Tu n'es pas Charlie ? Tu gagnes 37 000 euros !

Plus préoccupant, il semble que la Mairie de Paris finance généreusement une organisation qui a quelques problèmes avec les valeurs républicaines. L’équipe d’Anne Hidalgo en est consciente puisque le titre de la délibération est vague. Il se contente de mentionner "1'association".

Mais pas n’importe laquelle puisqu’il s’agit de la "Fédération des associations de solidarité avec tou·tes les immigré·es", plus connue sous l’acronyme Fasti. Après les attentats du 13 novembre 2015, elle s’était fait remarquer en se permettant de "rappeler" que les attentats étaient "la conséquence de politiques internationales menées par les pays occidentaux" et la "conséquence de la politique économique et sociale de la France qui paupérise toujours davantage les quartiers populaires dans le cadre de discours médiatiques stigmatisants".

Plus glauque, l’association s'était aussi distinguée par son analyse des manifestations du 11 janvier 2015 pour rendre hommage aux morts de l’attentat contre le siège de la rédaction de Charlie Hebdo.

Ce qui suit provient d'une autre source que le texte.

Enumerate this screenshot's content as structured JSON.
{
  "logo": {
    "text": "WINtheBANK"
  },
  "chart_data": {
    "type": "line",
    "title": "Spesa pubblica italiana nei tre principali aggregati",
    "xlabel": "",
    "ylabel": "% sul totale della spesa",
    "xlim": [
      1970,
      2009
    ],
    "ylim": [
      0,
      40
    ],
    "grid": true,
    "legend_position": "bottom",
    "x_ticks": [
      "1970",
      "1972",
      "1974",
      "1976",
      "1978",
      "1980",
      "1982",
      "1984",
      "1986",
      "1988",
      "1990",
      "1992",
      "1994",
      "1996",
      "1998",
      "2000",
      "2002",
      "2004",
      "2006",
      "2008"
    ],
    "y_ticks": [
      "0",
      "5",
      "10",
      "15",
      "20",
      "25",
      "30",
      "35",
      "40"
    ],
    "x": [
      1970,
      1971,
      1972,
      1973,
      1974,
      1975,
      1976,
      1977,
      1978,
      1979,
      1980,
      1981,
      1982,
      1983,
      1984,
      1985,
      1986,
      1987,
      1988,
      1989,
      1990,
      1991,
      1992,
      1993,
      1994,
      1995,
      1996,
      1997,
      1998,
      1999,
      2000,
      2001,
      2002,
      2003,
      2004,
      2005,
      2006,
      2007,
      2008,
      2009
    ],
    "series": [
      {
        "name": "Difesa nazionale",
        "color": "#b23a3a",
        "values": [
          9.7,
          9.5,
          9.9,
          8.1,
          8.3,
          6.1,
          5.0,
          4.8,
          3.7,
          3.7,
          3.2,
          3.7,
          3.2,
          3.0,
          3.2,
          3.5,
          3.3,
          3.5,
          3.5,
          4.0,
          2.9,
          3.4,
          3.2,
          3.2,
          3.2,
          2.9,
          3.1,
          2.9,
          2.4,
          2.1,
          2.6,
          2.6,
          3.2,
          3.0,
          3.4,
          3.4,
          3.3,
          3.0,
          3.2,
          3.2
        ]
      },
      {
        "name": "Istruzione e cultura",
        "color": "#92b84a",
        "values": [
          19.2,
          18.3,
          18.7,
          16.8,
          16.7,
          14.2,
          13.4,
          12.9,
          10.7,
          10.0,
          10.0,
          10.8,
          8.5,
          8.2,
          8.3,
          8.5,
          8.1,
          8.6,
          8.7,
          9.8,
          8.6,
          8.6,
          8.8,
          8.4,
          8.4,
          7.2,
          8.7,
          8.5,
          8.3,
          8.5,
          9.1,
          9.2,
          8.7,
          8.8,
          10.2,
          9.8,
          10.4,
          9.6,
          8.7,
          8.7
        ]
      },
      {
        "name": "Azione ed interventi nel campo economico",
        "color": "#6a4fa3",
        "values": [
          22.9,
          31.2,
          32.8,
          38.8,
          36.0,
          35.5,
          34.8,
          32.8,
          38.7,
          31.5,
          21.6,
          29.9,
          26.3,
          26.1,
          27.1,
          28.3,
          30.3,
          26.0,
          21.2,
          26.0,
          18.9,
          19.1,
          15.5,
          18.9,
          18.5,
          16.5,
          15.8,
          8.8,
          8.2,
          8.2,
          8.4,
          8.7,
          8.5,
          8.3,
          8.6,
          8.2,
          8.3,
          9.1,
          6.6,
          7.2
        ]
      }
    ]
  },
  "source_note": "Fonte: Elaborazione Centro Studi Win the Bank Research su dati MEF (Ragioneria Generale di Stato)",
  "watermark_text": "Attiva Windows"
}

Selon elle, les manifestants étaient "les classes dominantes dont les plus émninent-e-s représentant-e-s ont marché le 11 janvier dernier dans les rues de Paris". L’unité nationale était tout simplement "la glorification des forces de l’ordre dominant qui ne poursuivent qu’un seul but, relégitimer les politiques néocoloniales et capitalistes qui sont la cause même de ces violences"

Certes, la Fasti aide les immigrés en situation de précarité. Mais n’existe-t-il pas des associations moins clivantes ? Pourquoi le titre de la délibération ne mentionne-t-il pas clairement la Fasti si elle est si irréprochable ? Comment se fait-il que la Mairie finance ce type de structure et ce, avec des sommes de plus en plus élevées. En 2020, la Fasti recevait 13 800 euros.